The British have been celebrating Christmas for over one thousand years. According to legend, King Arthur spent Christmas in York in 521 in mirth, jollity and drinking. Since then, the English have spent the holiday feasting and merrymaking!
The word “Christmas” comes from Christes, meaning Christ, and Masse, meaning feast or festival. Many American families have incorporated British customs into their observance of Christmas, adopting traditions from the times of Queen Victoria and Charles Dickens.
A custom immortalized by Washington Irving and Dickens is the boar’s head ceremony. It is one of England’s feudal customs still cherished at Queen’s College at Oxford. A boar’s head is gaily festooned and an orange is placed in its mouth and it becomes the centerpiece of a rite which has been observed for centuries.
Burning the yule log is a very old English custom. A huge log is carried in and burned in the fireplace. It must burn for at least twelve hours. Ashes from this log are saved and used to start the fire the following year. It is believed this will bring good luck.
Another holiday tradition that comes from Britain is the Christmas card. This popular form of correspondence was invented around 1841 by Sir Henry Cole, who hoped to avoid writing personal greetings to his many friends at the holidays.
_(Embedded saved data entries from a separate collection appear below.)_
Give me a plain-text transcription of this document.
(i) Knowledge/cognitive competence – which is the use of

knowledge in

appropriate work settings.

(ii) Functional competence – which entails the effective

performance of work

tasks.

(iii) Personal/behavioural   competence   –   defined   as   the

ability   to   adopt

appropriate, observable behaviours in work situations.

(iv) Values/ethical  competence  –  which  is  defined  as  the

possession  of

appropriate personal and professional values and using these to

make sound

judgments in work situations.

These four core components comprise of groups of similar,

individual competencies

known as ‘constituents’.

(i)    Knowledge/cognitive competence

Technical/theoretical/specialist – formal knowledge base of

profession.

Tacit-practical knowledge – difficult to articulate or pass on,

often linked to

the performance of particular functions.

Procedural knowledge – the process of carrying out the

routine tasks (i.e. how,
Father Christmas is Santa Claus to the English. Long ago in England, Father Christmas was depicted as a merry figure with a wreath of mistletoe or holly upon his head; his gown was sometimes red, but often green, white or even brown. The contemporary Father Christmas was imported from America a little more than 100 years ago and is a mixture of American and British traditions. He is usually tall and thin with a white beard, and wearing a long crimson robe with a hood or cap trimmed in white fur.